15. Under Code Groups, right-click All_Code, and then click New.
16. On the Identify the new Code Group page, click Create a new code group, type TestCodeGroup in the Name box, and then click Next.
17. On the Choose a condition type page, click URL in the Choose the condition type for this code group list.
18. Type the absolute path of your custom assembly (Installation Drive:\Program Files\Microsoft SQL Server\80\Tools\Report Designer\Custom assembly name, for example) in the Report Designer folder in the URL box, and then click Next.
19. On the Assign a Permission Set to the Code Group page, click Use existing permission set, and then click TestPermissions in the list.
20. Click Next, and then click Finish.
The permission set and the code group that correspond to your custom assembly are created according to your specifications in the Security.config file on your computer.

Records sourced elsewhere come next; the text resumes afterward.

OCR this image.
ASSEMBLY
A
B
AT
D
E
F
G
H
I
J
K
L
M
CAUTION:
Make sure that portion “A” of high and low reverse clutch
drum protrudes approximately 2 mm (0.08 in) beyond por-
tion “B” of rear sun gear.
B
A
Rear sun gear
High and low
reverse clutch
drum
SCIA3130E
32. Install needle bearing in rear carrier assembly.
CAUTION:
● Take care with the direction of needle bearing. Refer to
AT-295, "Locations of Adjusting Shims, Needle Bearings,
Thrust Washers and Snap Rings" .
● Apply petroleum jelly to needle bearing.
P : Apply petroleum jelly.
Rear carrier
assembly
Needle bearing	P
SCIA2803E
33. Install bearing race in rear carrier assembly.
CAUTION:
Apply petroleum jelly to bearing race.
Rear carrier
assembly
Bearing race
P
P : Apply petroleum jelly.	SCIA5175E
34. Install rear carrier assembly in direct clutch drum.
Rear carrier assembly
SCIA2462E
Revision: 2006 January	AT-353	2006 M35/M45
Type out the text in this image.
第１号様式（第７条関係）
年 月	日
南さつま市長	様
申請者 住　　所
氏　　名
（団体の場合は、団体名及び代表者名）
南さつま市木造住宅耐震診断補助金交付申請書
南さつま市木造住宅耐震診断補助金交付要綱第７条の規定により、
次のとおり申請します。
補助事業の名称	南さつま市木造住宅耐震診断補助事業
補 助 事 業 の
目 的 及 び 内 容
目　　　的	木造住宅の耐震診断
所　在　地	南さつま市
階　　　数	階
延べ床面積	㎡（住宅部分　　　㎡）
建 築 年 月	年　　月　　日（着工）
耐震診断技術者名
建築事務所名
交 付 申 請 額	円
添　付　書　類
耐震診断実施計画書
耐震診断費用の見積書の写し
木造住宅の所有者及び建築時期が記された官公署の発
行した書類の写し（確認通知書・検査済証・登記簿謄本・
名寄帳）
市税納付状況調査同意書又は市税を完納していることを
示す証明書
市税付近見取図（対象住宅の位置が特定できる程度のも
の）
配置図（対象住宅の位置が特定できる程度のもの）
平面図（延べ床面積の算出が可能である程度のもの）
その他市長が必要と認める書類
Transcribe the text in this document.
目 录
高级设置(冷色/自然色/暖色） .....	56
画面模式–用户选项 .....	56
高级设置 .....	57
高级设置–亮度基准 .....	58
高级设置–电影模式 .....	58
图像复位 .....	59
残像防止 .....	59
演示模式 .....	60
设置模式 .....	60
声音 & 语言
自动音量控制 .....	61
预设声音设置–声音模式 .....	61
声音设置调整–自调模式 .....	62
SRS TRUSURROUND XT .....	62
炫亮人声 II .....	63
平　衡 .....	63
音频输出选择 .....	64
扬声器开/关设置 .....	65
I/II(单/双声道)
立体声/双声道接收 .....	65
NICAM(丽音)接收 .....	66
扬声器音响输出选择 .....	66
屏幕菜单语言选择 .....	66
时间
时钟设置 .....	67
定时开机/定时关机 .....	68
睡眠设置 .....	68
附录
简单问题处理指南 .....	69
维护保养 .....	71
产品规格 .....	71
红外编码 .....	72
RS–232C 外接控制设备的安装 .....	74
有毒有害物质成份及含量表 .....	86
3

Add the permission set and the code group that correspond to your custom assembly in the security policy configuration files for your report server. To do this, follow these steps:
1. Open the Security.config file, the Rspreviewpolicy.config file, and the Rssrvpolicy.config file.
  
  Note The following list provides the default locations of the Security.config file, the Rspreviewpolicy.config file, and the Rssrvpolicy.config file.
  - By default, the Security.config file is located in the Installation Drive:\WINDOWS\Microsoft.NET\Framework\v1.1.4322\config\security.config folder.
  - By default, the Rspreviewpolicy.config is located in the Installation Drive:\Program Files\Microsoft SQL Server\80\Tools\Report Designer\rspreviewpolicy.config folder.
  - By default, the Rssrvpolicy.config folder is located in the Installation Drive:\Program Files\Microsoft SQL Server\MSSQL\Reporting Services\ReportServer\rssrvpolicy.config folder.
2. Copy the PermissionSet element that corresponds to the TestPermissions permission set from the Security.config file.
3. Paste the PermissionSet element that corresponds to the TestPermissions permission set in the Rspreviewpolicy.config file and the Rssrvpolicy.config file as the last sub-element of the NamedPermissionSets element.
4. Copy the CodeGroup element that corresponds to the TestCodeGroup code group from the Security.config file.
5. Paste the CodeGroup element that corresponds to the TestCodeGroup code group in the Rspreviewpolicy.config file and in the Rssrvpolicy.config file after the first CodeGroup element.
6. Remove the PermissionSet element that corresponds to the TestPermissions permission set and the CodeGroup element that corresponds to the TestCodeGroup code group from the Security.config file.
7. Save the Security.config file, the Rspreviewpolicy.config file, and the Rssrvpolicy.config file.